Hal ini dibenarkan oleh Kepala Dinas Lingkungan Hidup dan Pertanahan (Dinas LHP) Provinsi Sumsel, Edward Candra, yang dibincangi melalui Kabid Penegakkan Hukum, Yulkar Pramilus. Kepada Kantor Berita RMOLSumsel.id, ia mengatakan jika saat ini masih terjadi pertentangan di tengah masyarakat mengenai ganti rugi tersebut. 

“Setelah verifikasi di lapangan, rata-rata (sanksi) sudah ditindaklanjuti mereka (PT MPC). Sejak surat Sanksi Paksaan oleh Gubernur Sumsel yang dikeluarkan pada 2017 lalu. Tapi (ganti rugi) belum menyentuh ke hilir,” katanya. 

Ganti rugi itu, menurut Yulkar, menyasar ke beberapa warga di bagian hulu dan hampir tidak sampai kebagian hilir untuk warga warga yang sebetulnya juga terdampak pencemaran tambang dan tertutupnya Sungai Penimur.

Bahkan, menurutnya PT MPC juga belum sepenuhnya mengganti kerugian kerusakan lingkungan yang menyebabkan terganggunya ekosistem dan perubahan pada hidup masyarakat kawasan sekitar tambang.

Potret warga desa di Kelurahan Payu Putat, Prabumulih yang berada di wilayah bagian hilir Sungai Penimur. (rmolsumsel.id)

Pada poin ini, Yulkar menjelaskan, hasil verifikasi menyebut jika normalisasi Sungai Penimur yang dilakukan oleh PT MPC baru sebatas areal yang berjarak 1 – 1,5 Km dari outlet KPL. Sedangkan untuk seterusnya sampai ke bagian hilir, sama sekali belum dilakukan.  

“Yang kami tahu, dari PT MPC atau PT GHEMMI itu sudah sempat melakukan kajian. Pembentukan tim ahli untuk melakukan evaluasi terhadap kerusakan sampai pendekatan ganti rugi terhadap tanam tumbuh masyarakat dan perbaikan lingkungan,” ungkap dia. 

Namun saat ini, berdasarkan laporan yang diterima pihaknya, Yulkar menyebut terjadi deadlock antara warga yang diwakili kuasa hukum, dengan pihak perusahaan yang bertentangan mengenai nominal ganti rugi dan kepentingan yang muncul seiring proses ini. 
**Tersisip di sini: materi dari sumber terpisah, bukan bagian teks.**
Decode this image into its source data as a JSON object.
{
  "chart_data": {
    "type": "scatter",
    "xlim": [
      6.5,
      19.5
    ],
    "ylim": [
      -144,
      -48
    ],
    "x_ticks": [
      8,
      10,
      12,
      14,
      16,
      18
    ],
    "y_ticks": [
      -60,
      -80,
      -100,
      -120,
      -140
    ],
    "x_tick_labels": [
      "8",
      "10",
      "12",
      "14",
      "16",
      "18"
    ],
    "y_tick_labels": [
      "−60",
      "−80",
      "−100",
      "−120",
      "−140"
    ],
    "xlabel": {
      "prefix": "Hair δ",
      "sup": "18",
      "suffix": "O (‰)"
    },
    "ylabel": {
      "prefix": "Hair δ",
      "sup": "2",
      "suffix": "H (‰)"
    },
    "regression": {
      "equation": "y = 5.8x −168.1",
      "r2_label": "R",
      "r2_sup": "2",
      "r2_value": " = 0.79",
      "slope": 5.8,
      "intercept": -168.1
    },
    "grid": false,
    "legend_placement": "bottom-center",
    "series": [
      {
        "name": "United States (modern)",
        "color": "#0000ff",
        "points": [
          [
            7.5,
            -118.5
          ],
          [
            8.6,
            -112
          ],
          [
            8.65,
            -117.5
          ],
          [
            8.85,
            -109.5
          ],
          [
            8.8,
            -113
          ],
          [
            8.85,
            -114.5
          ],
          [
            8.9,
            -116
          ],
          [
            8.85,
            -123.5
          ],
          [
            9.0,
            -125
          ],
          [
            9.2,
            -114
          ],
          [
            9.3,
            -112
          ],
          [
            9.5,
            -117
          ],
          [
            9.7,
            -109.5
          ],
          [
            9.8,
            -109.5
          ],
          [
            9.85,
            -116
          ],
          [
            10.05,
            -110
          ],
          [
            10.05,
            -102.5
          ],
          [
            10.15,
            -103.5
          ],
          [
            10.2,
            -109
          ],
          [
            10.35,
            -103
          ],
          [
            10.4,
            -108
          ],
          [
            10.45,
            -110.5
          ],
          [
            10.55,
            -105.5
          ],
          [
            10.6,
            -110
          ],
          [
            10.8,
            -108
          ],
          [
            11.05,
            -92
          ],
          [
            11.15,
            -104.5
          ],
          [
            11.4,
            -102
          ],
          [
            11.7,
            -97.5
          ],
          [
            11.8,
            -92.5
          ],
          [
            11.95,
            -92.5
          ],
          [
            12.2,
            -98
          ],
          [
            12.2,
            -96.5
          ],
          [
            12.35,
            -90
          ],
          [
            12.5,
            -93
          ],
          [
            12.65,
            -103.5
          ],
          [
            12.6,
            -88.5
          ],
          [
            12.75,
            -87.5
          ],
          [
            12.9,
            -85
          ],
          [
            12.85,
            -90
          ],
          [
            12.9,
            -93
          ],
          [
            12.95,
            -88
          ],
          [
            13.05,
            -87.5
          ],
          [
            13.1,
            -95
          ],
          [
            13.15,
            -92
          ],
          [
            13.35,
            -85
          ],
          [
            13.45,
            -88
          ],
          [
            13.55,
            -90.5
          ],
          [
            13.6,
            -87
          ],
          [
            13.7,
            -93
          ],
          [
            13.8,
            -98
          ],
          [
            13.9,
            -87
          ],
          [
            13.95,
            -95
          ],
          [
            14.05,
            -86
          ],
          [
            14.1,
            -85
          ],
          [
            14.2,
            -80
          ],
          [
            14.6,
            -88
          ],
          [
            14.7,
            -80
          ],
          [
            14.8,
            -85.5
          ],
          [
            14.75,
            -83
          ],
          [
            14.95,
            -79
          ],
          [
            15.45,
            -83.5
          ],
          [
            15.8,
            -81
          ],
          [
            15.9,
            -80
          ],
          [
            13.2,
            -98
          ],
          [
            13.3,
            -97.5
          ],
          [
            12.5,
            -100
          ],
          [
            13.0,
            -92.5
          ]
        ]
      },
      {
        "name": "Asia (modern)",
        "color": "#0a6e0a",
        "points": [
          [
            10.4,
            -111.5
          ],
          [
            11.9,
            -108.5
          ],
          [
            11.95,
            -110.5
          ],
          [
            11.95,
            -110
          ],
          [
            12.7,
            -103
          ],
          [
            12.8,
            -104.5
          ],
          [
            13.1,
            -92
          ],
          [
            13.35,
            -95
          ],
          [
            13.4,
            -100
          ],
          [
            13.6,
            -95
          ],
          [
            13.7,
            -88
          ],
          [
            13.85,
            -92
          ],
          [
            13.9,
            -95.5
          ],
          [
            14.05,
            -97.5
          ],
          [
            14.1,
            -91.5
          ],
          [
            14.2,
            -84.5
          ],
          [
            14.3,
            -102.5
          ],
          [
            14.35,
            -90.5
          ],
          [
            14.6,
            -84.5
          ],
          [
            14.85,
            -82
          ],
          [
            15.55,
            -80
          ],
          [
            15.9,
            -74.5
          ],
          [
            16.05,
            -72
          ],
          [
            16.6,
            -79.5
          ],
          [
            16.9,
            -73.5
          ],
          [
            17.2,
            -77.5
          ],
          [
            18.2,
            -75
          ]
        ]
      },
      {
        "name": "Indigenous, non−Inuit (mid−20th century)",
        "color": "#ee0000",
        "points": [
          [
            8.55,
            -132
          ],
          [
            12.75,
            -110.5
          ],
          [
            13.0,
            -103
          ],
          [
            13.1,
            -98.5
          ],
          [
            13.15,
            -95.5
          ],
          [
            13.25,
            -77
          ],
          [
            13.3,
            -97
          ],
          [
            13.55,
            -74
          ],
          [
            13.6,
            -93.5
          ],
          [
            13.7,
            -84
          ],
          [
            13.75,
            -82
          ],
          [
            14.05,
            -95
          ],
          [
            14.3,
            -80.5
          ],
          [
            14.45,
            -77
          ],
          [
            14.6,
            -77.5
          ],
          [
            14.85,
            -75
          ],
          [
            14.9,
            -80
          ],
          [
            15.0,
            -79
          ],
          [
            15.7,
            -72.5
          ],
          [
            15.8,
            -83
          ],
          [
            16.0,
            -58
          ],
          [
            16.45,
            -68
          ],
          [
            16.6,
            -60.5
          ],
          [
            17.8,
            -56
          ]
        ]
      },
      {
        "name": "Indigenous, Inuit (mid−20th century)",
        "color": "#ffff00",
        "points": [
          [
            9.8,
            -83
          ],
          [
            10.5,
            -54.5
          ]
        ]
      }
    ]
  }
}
“Sewaktu mau dieksekusi, masyarakat tidak terima. Kalau tanam tumbuh yang terdampak apakah mati atau tidak produktif, informasinya akan diganti. Tetapi yang dituntut masyarakat juga pencemaran dan kerusakan Sungai Penimur, sehingga terjadi deadlock (antara warga dan perusahaan),” jelas dia. 

Keluhan-keluhan masyarakat dalam tulisan sebelumnya itu diketahui oleh Dinas LHP Provinsi dan dibenarkan oleh Yulkar. Hanya saja, saat ini terjadi hal yang bertolak belakang mengenai upaya  normalisasi Sungai Penimur di bagian hulu yang telah dilaporkan oleh perusahaan.

Maksud Yulkar, apabila memang di bagian hulu sudah dinormalisasi oleh pihak perusahaan, maka dampaknya akan terasa sampai bagian hilir. Tidak seperti saat ini, dimana masyarakat bagian hilir masih mengeluhkan kondisi sungai yang dianggap hilang dan tidak lagi memberikan manfaat bagi masyarakat. 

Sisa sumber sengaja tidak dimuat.